Dass ich die Magnolienspaziergänge mit meiner Oma im Sinn hatte, als ich Pleasures mit vierzehn als mein erstes Parfum auswählte, kann ich mir eigentlich nicht vorstellen. Damals war es einfach nur ein leichter, hübscher, grünblumiger Duft, der sich angenehm von CK One Eau de Toilette, L'Eau d'Issey Eau de Toilette Laura Eau de Parfum und Cool Water Woman abhob, die meine Freundinnen trugen. Die Magnolienspaziergänge dagegen waren etwas ganz Besonderes, weil der Winter zur Blütezeit im südlichen Oberbayern oft noch mal zurückkehrt, die Knospen verwelken lässt und es bei Leibe nicht jedes Jahr eine Magnolienblüte gibt. Wenn es dann aber doch einmal so weit war, war ganz klar, dass Oma und ich dieses besondere Ereignis teilen würden.

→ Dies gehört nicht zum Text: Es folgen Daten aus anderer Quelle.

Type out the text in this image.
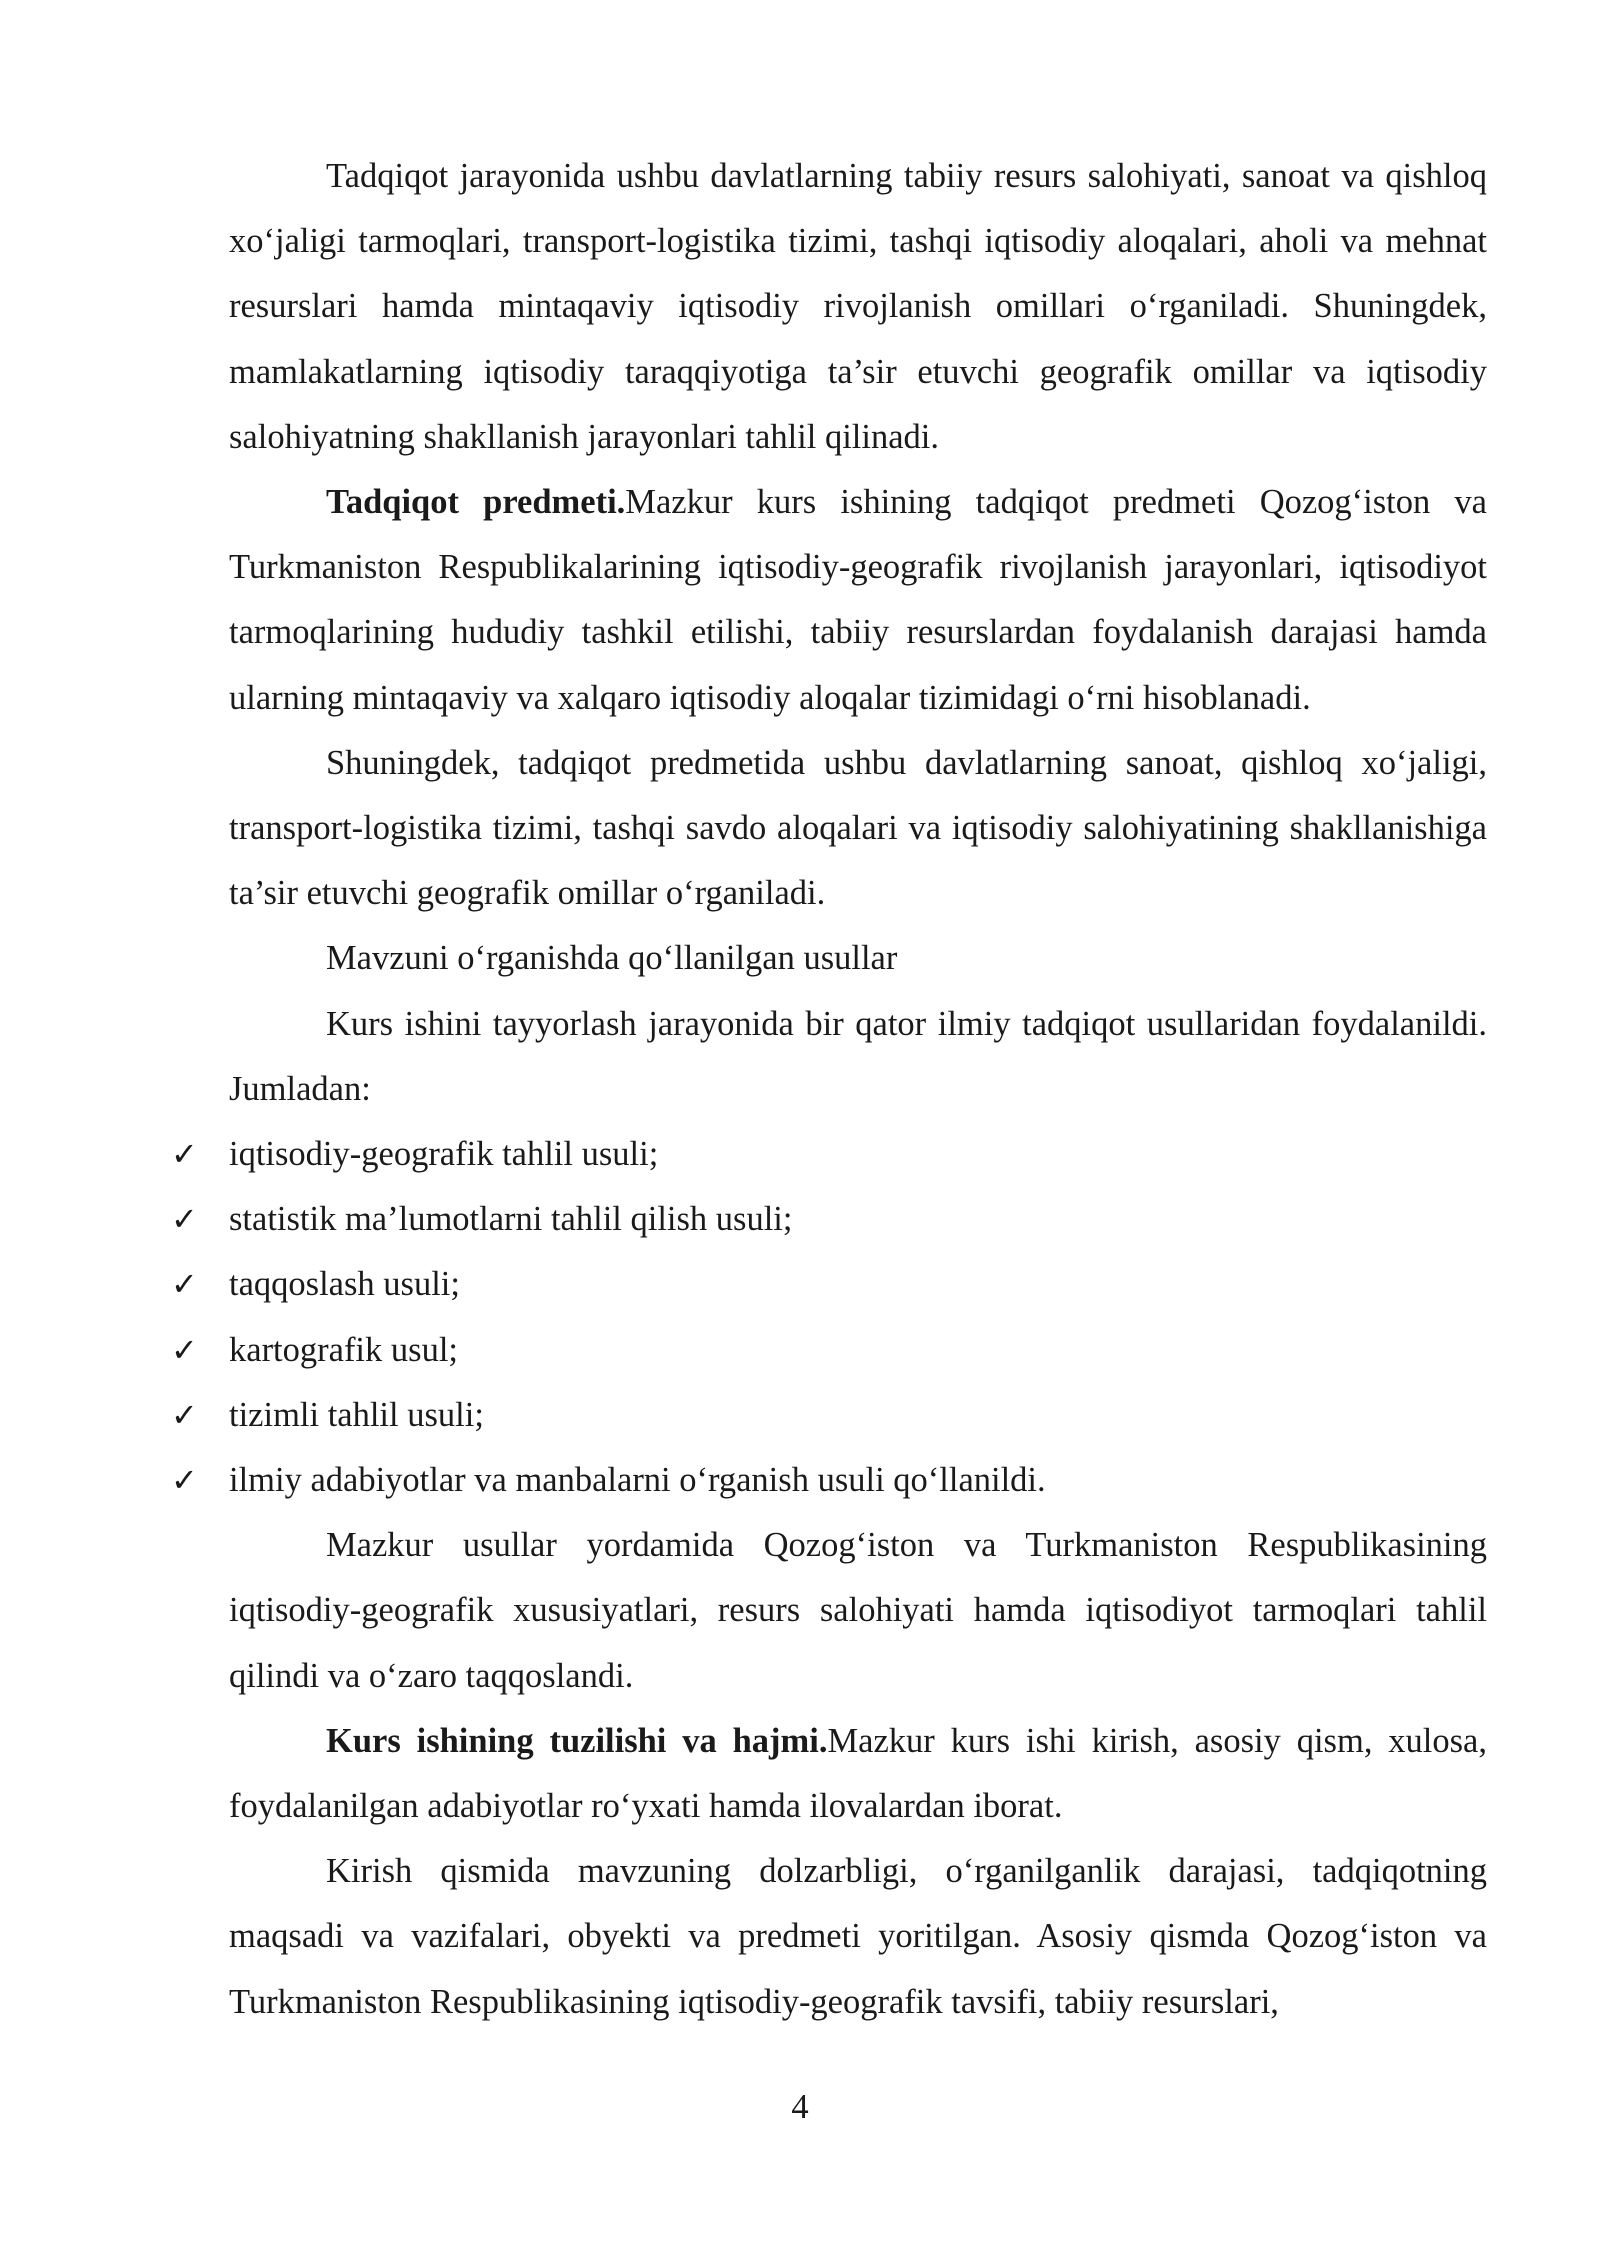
Tadqiqot jarayonida ushbu davlatlarning tabiiy resurs salohiyati, sanoat va qishloq xo‘jaligi tarmoqlari, transport-logistika tizimi, tashqi iqtisodiy aloqalari, aholi va mehnat resurslari hamda mintaqaviy iqtisodiy rivojlanish omillari o‘rganiladi. Shuningdek, mamlakatlarning iqtisodiy taraqqiyotiga ta’sir etuvchi geografik omillar va iqtisodiy salohiyatning shakllanish jarayonlari tahlil qilinadi.

Tadqiqot predmeti.Mazkur kurs ishining tadqiqot predmeti Qozog‘iston va Turkmaniston Respublikalarining iqtisodiy-geografik rivojlanish jarayonlari, iqtisodiyot tarmoqlarining hududiy tashkil etilishi, tabiiy resurslardan foydalanish darajasi hamda ularning mintaqaviy va xalqaro iqtisodiy aloqalar tizimidagi o‘rni hisoblanadi.

Shuningdek, tadqiqot predmetida ushbu davlatlarning sanoat, qishloq xo‘jaligi, transport-logistika tizimi, tashqi savdo aloqalari va iqtisodiy salohiyatining shakllanishiga ta’sir etuvchi geografik omillar o‘rganiladi.

Mavzuni o‘rganishda qo‘llanilgan usullar

Kurs ishini tayyorlash jarayonida bir qator ilmiy tadqiqot usullaridan foydalanildi. Jumladan:

✓ iqtisodiy-geografik tahlil usuli;
✓ statistik ma’lumotlarni tahlil qilish usuli;
✓ taqqoslash usuli;
✓ kartografik usul;
✓ tizimli tahlil usuli;
✓ ilmiy adabiyotlar va manbalarni o‘rganish usuli qo‘llanildi.

Mazkur usullar yordamida Qozog‘iston va Turkmaniston Respublikasining iqtisodiy-geografik xususiyatlari, resurs salohiyati hamda iqtisodiyot tarmoqlari tahlil qilindi va o‘zaro taqqoslandi.

Kurs ishining tuzilishi va hajmi.Mazkur kurs ishi kirish, asosiy qism, xulosa, foydalanilgan adabiyotlar ro‘yxati hamda ilovalardan iborat.

Kirish qismida mavzuning dolzarbligi, o‘rganilganlik darajasi, tadqiqotning maqsadi va vazifalari, obyekti va predmeti yoritilgan. Asosiy qismda Qozog‘iston va Turkmaniston Respublikasining iqtisodiy-geografik tavsifi, tabiiy resurslari,

4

Ich trug Pleasures viele Jahre lang und entwuchs dem Duft schließlich. Doch als ich damit aufhörte, fing meine Oma damit an – und anders als ich, blieb sie dem Duft von da an treu, sodass er auf diese Weise auch in meinem Leben blieb und sich mit anderen Erinnerungen verknüpfte. Vor ein paar Monaten musste meine Oma in ein Pflegeheim umziehen. Seither steht ihr Flakon in meinem Schrank. Getragen habe ich Pleasures erst heute zum ersten Mal seit vielen Jahren wieder.
Dieses Jahr sind die Magnolien in der Knospe erfroren. Und meine Oma ist letzte Nacht gestorben. Trotzdem weiß ich, dass die Magnolien nächstes Jahr umso prachtvoller blühen werden. Bestimmt.